Elle a évoqué les stéréotypes négatifs, affirmant qu’il faut que la femme qui veut faire la carrière scientifique puisse les traduire en opportunité.
Et ce, en se fixant des objectifs clairs et en ayant une ambition et avoir confiance en soi, le premier élément que la femme scientifique doit avoir.
Selon elle, les Africains doivent vraiment prendre cette problématique de la recherche à bras le corps et là les femmes doivent jouer un rôle capital dans cet écosystème.
Donc les femmes doivent être dans un écosystème qui soit favorable à la recherche.
Elles doivent combattre les différentes disparités parce qu’il y en a beaucoup entre hommes et femmes. Il faut aussi, ajoute-t-elle, mettre en place des stratégies inclusives et soutenir de façon particulière les filles et les femmes qui s’engagent dans la recherche. Et pour cela le mentorat peut jouer un rôle capital pour inverser la tendance. En effet, les mentors vont inspirer les jeunes générations, et vont les encourager.
Elles vont contribuer de façon positive à ce que la femme soit au-devant de la de la recherche et puisse apporter sa contribution de façon significative à aux problématiques qui se posent.
Mais poursuit le professeur, les mentors doivent également jouer un autre rôle. C’est le rôle de plaidoyer au niveau national pour qu’il y ait des mesures incitatives pour toutes les femmes et les jeunes filles qui vont embrasser la carrière de la recherche.
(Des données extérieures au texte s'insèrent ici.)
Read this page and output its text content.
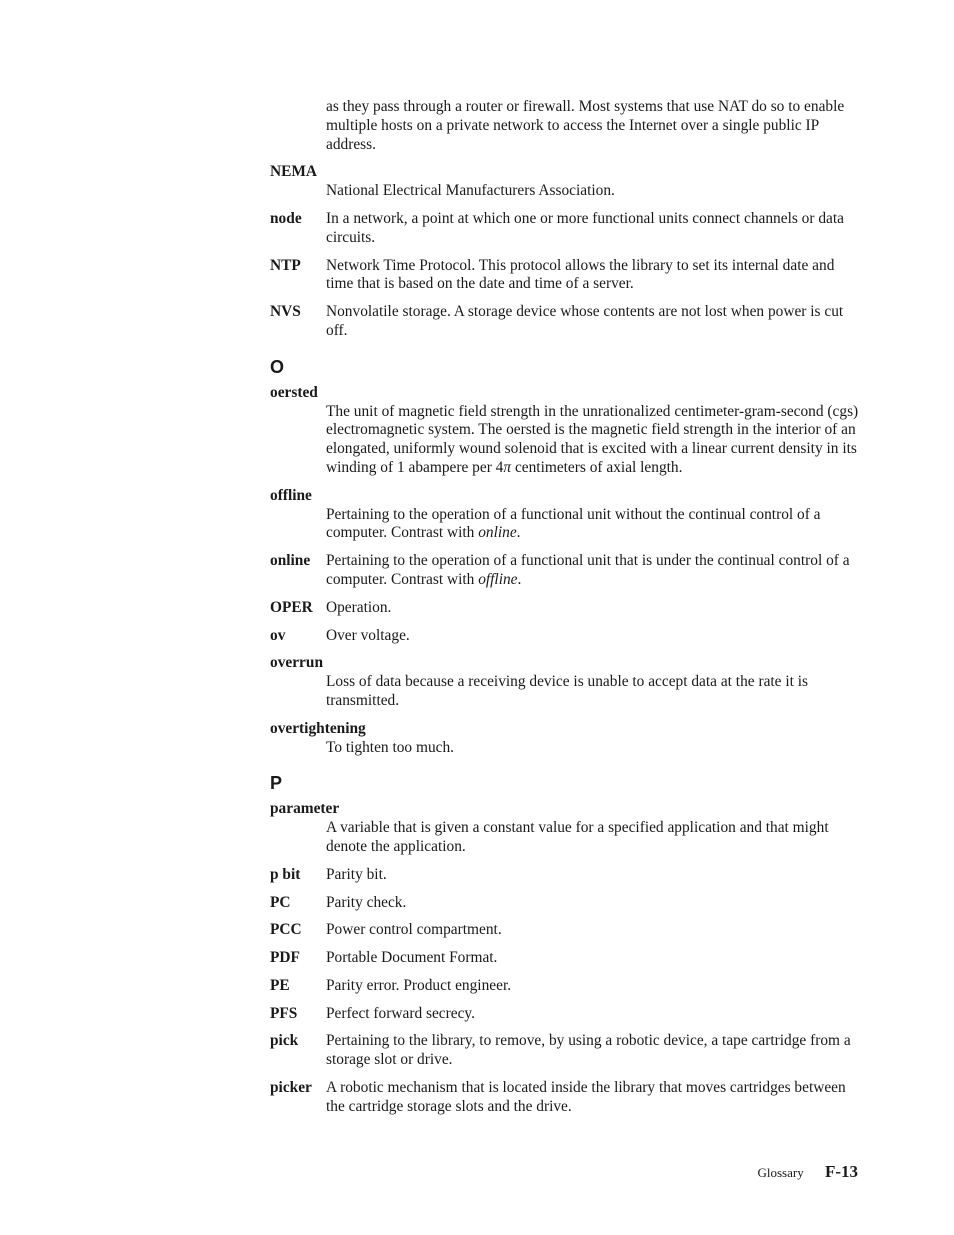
as they pass through a router or firewall. Most systems that use NAT do so to enable multiple hosts on a private network to access the Internet over a single public IP address.
NEMA
National Electrical Manufacturers Association.
node In a network, a point at which one or more functional units connect channels or data circuits.
NTP Network Time Protocol. This protocol allows the library to set its internal date and time that is based on the date and time of a server.
NVS Nonvolatile storage. A storage device whose contents are not lost when power is cut off.
O
oersted
The unit of magnetic field strength in the unrationalized centimeter-gram-second (cgs) electromagnetic system. The oersted is the magnetic field strength in the interior of an elongated, uniformly wound solenoid that is excited with a linear current density in its winding of 1 abampere per 4π centimeters of axial length.
offline
Pertaining to the operation of a functional unit without the continual control of a computer. Contrast with online.
online Pertaining to the operation of a functional unit that is under the continual control of a computer. Contrast with offline.
OPER Operation.
ov	Over voltage.
overrun
Loss of data because a receiving device is unable to accept data at the rate it is transmitted.
overtightening
To tighten too much.
P
parameter
A variable that is given a constant value for a specified application and that might denote the application.
p bit Parity bit.
PC Parity check.
PCC Power control compartment.
PDF Portable Document Format.
PE Parity error. Product engineer.
PFS Perfect forward secrecy.
pick Pertaining to the library, to remove, by using a robotic device, a tape cartridge from a storage slot or drive.
picker A robotic mechanism that is located inside the library that moves cartridges between the cartridge storage slots and the drive.
Glossary F-13
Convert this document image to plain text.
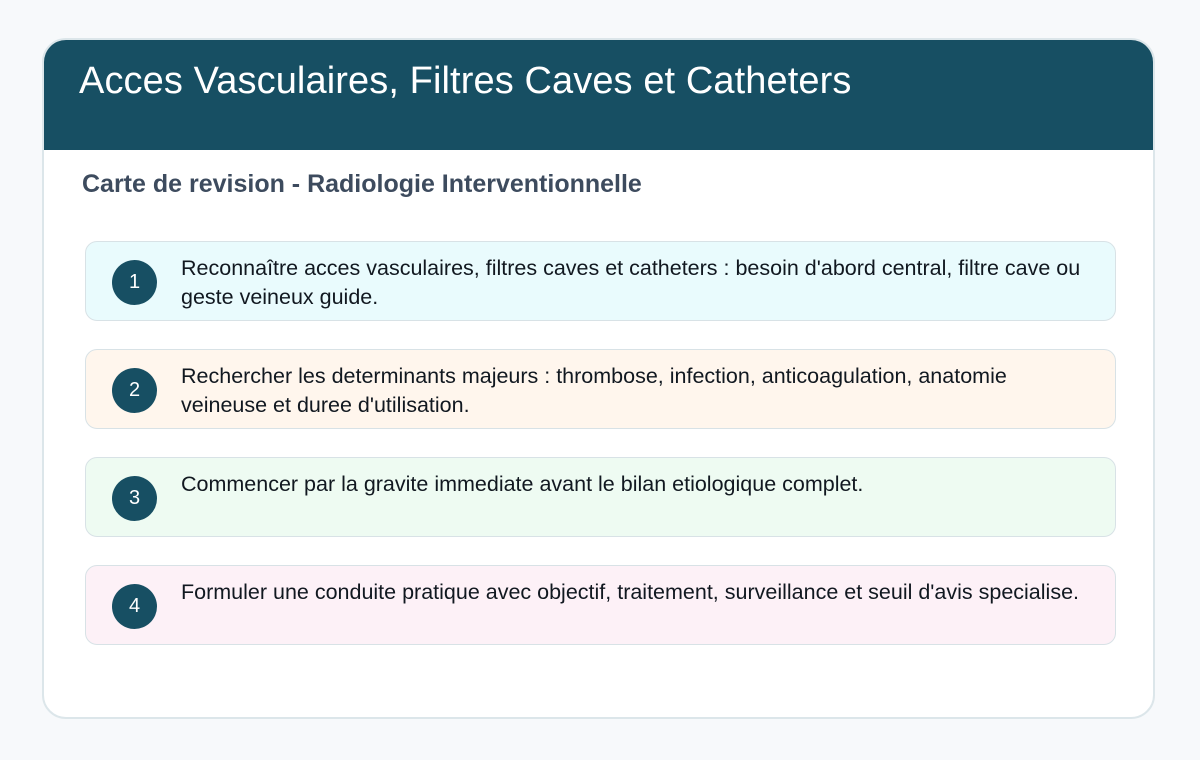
Acces Vasculaires, Filtres Caves et Catheters
Carte de revision - Radiologie Interventionnelle
1

Reconnaître acces vasculaires, filtres caves et catheters : besoin d'abord central, filtre cave ou geste veineux guide.

2

Rechercher les determinants majeurs : thrombose, infection, anticoagulation, anatomie veineuse et duree d'utilisation.

3

Commencer par la gravite immediate avant le bilan etiologique complet.

4

Formuler une conduite pratique avec objectif, traitement, surveillance et seuil d'avis specialise.
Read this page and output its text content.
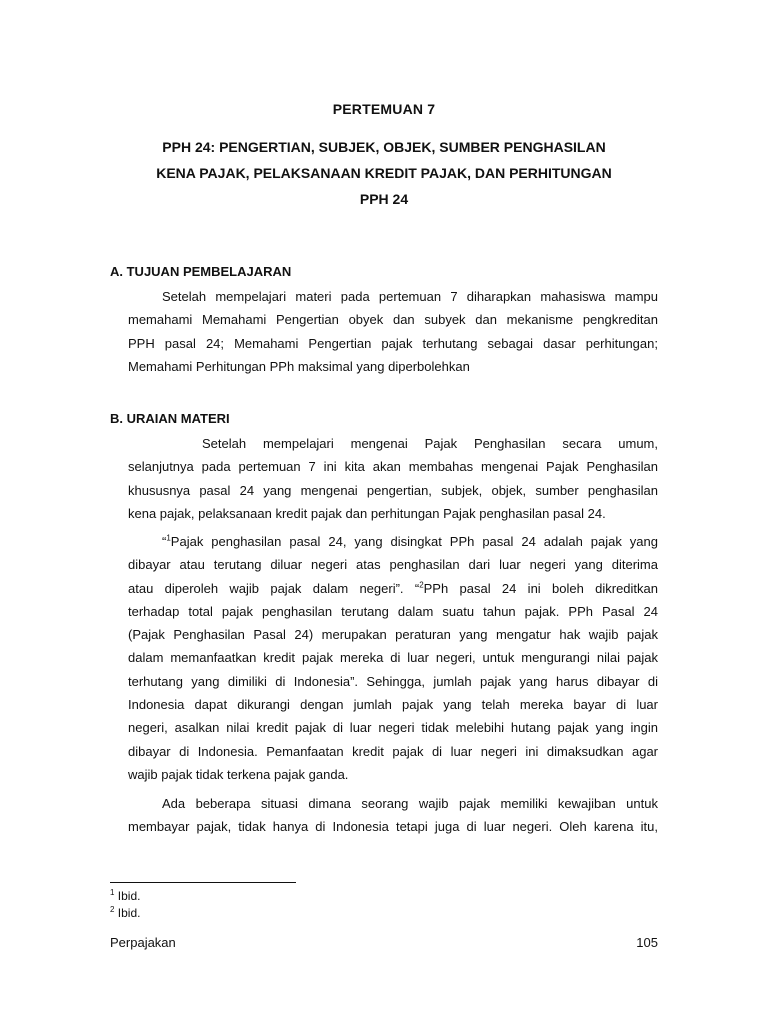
PERTEMUAN 7
PPH 24: PENGERTIAN, SUBJEK, OBJEK, SUMBER PENGHASILAN
KENA PAJAK, PELAKSANAAN KREDIT PAJAK, DAN PERHITUNGAN
PPH 24
A. TUJUAN PEMBELAJARAN
Setelah mempelajari materi pada pertemuan 7 diharapkan mahasiswa mampu
memahami Memahami Pengertian obyek dan subyek dan mekanisme pengkreditan
PPH pasal 24; Memahami Pengertian pajak terhutang sebagai dasar perhitungan;
Memahami Perhitungan PPh maksimal yang diperbolehkan
B. URAIAN MATERI
Setelah mempelajari mengenai Pajak Penghasilan secara umum,
selanjutnya pada pertemuan 7 ini kita akan membahas mengenai Pajak Penghasilan
khususnya pasal 24 yang mengenai pengertian, subjek, objek, sumber penghasilan
kena pajak, pelaksanaan kredit pajak dan perhitungan Pajak penghasilan pasal 24.
“$^1$Pajak penghasilan pasal 24, yang disingkat PPh pasal 24 adalah pajak yang
dibayar atau terutang diluar negeri atas penghasilan dari luar negeri yang diterima
atau diperoleh wajib pajak dalam negeri”. “$^2$PPh pasal 24 ini boleh dikreditkan
terhadap total pajak penghasilan terutang dalam suatu tahun pajak. PPh Pasal 24
(Pajak Penghasilan Pasal 24) merupakan peraturan yang mengatur hak wajib pajak
dalam memanfaatkan kredit pajak mereka di luar negeri, untuk mengurangi nilai pajak
terhutang yang dimiliki di Indonesia”. Sehingga, jumlah pajak yang harus dibayar di
Indonesia dapat dikurangi dengan jumlah pajak yang telah mereka bayar di luar
negeri, asalkan nilai kredit pajak di luar negeri tidak melebihi hutang pajak yang ingin
dibayar di Indonesia. Pemanfaatan kredit pajak di luar negeri ini dimaksudkan agar
wajib pajak tidak terkena pajak ganda.
Ada beberapa situasi dimana seorang wajib pajak memiliki kewajiban untuk
membayar pajak, tidak hanya di Indonesia tetapi juga di luar negeri. Oleh karena itu,
$^1$ Ibid.
$^2$ Ibid.
Perpajakan	105
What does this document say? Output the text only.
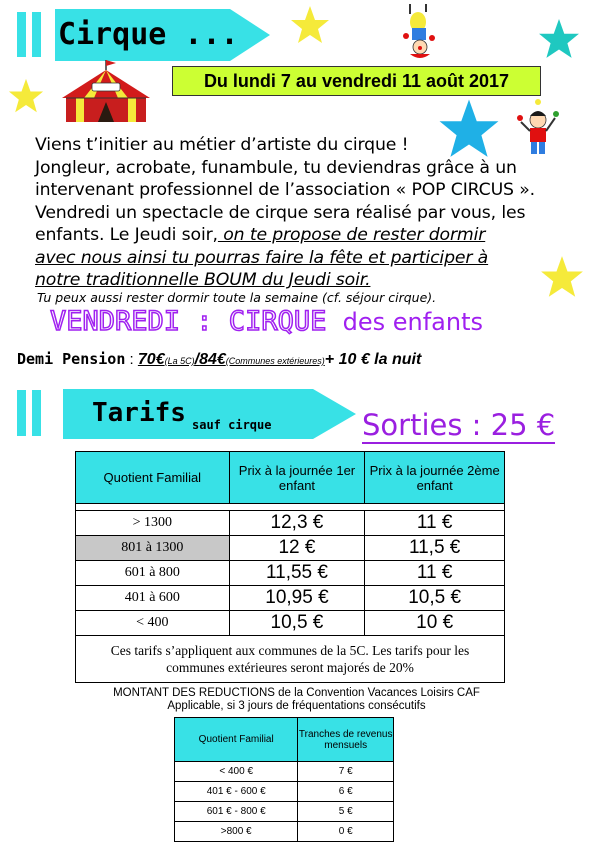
Cirque ...
Du lundi 7 au vendredi 11 août 2017
Viens t’initier au métier d’artiste du cirque !
Jongleur, acrobate, funambule, tu deviendras grâce à un
intervenant professionnel de l’association « POP CIRCUS ».
Vendredi un spectacle de cirque sera réalisé par vous, les
enfants. Le Jeudi soir, on te propose de rester dormir
avec nous ainsi tu pourras faire la fête et participer à
notre traditionnelle BOUM du Jeudi soir.
Tu peux aussi rester dormir toute la semaine (cf. séjour cirque).
VENDREDI : CIRQUE des enfants
Demi Pension : 70€(La 5C)/84€(Communes extérieures)+ 10 € la nuit
Tarifs sauf cirque	Sorties : 25 €
Quotient Familial	Prix à la journée 1er enfant	Prix à la journée 2ème enfant

> 1300	12,3 €	11 €
801 à 1300	12 €	11,5 €
601 à 800	11,55 €	11 €
401 à 600	10,95 €	10,5 €
< 400	10,5 €	10 €
Ces tarifs s’appliquent aux communes de la 5C. Les tarifs pour les communes extérieures seront majorés de 20%		
MONTANT DES REDUCTIONS de la Convention Vacances Loisirs CAF
Applicable, si 3 jours de fréquentations consécutifs
Quotient Familial	Tranches de revenus mensuels
< 400 €	7 €
401 € - 600 €	6 €
601 € - 800 €	5 €
>800 €	0 €
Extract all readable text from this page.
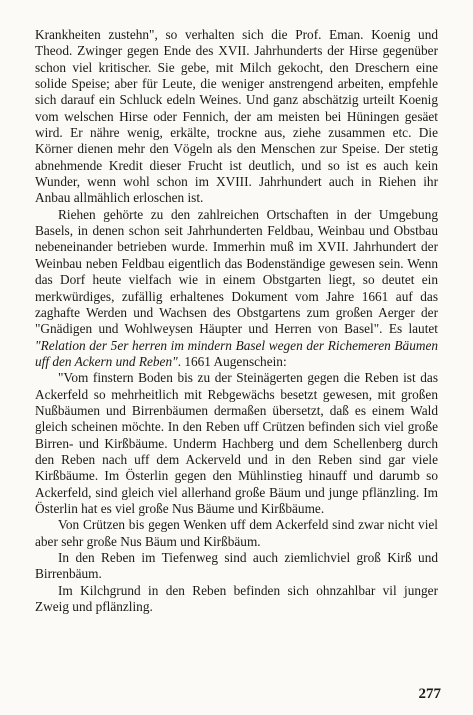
Krankheiten zustehn", so verhalten sich die Prof. Eman. Koenig und Theod. Zwinger gegen Ende des XVII. Jahrhunderts der Hirse gegenüber schon viel kritischer. Sie gebe, mit Milch gekocht, den Dreschern eine solide Speise; aber für Leute, die weniger anstrengend arbeiten, empfehle sich darauf ein Schluck edeln Weines. Und ganz abschätzig urteilt Koenig vom welschen Hirse oder Fennich, der am meisten bei Hüningen gesäet wird. Er nähre wenig, erkälte, trockne aus, ziehe zusammen etc. Die Körner dienen mehr den Vögeln als den Menschen zur Speise. Der stetig abnehmende Kredit dieser Frucht ist deutlich, und so ist es auch kein Wunder, wenn wohl schon im XVIII. Jahrhundert auch in Riehen ihr Anbau allmählich erloschen ist.

Riehen gehörte zu den zahlreichen Ortschaften in der Umgebung Basels, in denen schon seit Jahrhunderten Feldbau, Weinbau und Obstbau nebeneinander betrieben wurde. Immerhin muß im XVII. Jahrhundert der Weinbau neben Feldbau eigentlich das Bodenständige gewesen sein. Wenn das Dorf heute vielfach wie in einem Obstgarten liegt, so deutet ein merkwürdiges, zufällig erhaltenes Dokument vom Jahre 1661 auf das zaghafte Werden und Wachsen des Obstgartens zum großen Aerger der "Gnädigen und Wohlweysen Häupter und Herren von Basel". Es lautet "Relation der 5er herren im mindern Basel wegen der Richemeren Bäumen uff den Ackern und Reben". 1661 Augenschein:

"Vom finstern Boden bis zu der Steinägerten gegen die Reben ist das Ackerfeld so mehrheitlich mit Rebgewächs besetzt gewesen, mit großen Nußbäumen und Birrenbäumen dermaßen übersetzt, daß es einem Wald gleich scheinen möchte. In den Reben uff Crützen befinden sich viel große Birren- und Kirßbäume. Underm Hachberg und dem Schellenberg durch den Reben nach uff dem Ackerveld und in den Reben sind gar viele Kirßbäume. Im Österlin gegen den Mühlinstieg hinauff und darumb so Ackerfeld, sind gleich viel allerhand große Bäum und junge pflänzling. Im Österlin hat es viel große Nus Bäume und Kirßbäume.

Von Crützen bis gegen Wenken uff dem Ackerfeld sind zwar nicht viel aber sehr große Nus Bäum und Kirßbäum.

In den Reben im Tiefenweg sind auch ziemlichviel groß Kirß und Birrenbäum.

Im Kilchgrund in den Reben befinden sich ohnzahlbar vil junger Zweig und pflänzling.

277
Les états africains c’étaient engagés pour mettre 1% de leur PIB mais de façon globale, on est à moins de 0,5%.
Alors que les pays du Nord sont à plus de 1,5%, voire certains qui sont à plus de 2%.
Selon le Professeur Nothando Ngwenya beaucoup de femmes bénéficient de formations mais très peu d’entre elles arrivent à entrer dans les champs de la recherche.
Pour elle, il faut plus de la sensibilisation et il est important dit-elle de savoir comment encourager les femmes, comment les appuyer à l’échelle de leur carrière durant tout le parcours.
Donc il est vraiment important de le donner dès le départ des opportunités mais également d’identifier les obstacles.
Il convient en fait selon le professeur Nothando d’identifier les opportunités en matière de recherche pour que lorsque les femmes arrivent en milieu de carrière, on puisse comprendre davantage l’importance du mentorat.
Sans cette approche, il est difficile d’aller plus loin, a-t-elle noté.
Il faut dit-elle de la transparence et il faut tenir compte de la dimension de genre dans toutes les interventions que ça soit au niveau des systèmes de financement pour permettre aux femmes de jouer leur partition.
Le principal challenge c’est de renforcer les capacités scientifiques du continent pour améliorer ses résultats en matière de santé.
Dr Stellah Bosire qui joué un rôle fondamental surtout pour avoir piloté le travail de recherche et développement dans domaine de la santé a quant à elle parlé des barrières structurelles à la lumière des résultats de ses recherches au Kenya et ailleurs.
C’est, affirme-t-elle un problème d’ordre structurel allant de l’éducation, de la formation jusqu’au plan de carrière et sans oublier l’accès équitable au système de service et l’éducation à la santé.
Selon elle, les femmes et les jeunes filles peuvent aujourd’hui faire des carrières dans le domaine de la recherche clinique, la technologie etc., mais il y a un écart énorme de lacunes à combler.
Dr Stellah Bosire a aussi abordé dans son intervention les barrières socio-économiques qui entravent l’éclosion du leadership féminin.
Les femmes en général ont des responsabilités en matière de prise en charge des enfants de soins aux enfants….
Parfois il faut qu’elle choisisse d’assumer son rôle de mère ou poursuivre sa carrière et lorsqu’elle choisit la carrière la famille va en partir.
Malgré tous les obstacles qui se dressent encore devant le leadership féminin, des mesures positives sont en train d’être prises à l’échelle du continent.
Mais, pour changer la donne il faut une collaboration continue entre les pouvoirs publics, les chercheurs les partenaires et il faut être le plus inclusif possible, note ce panéliste.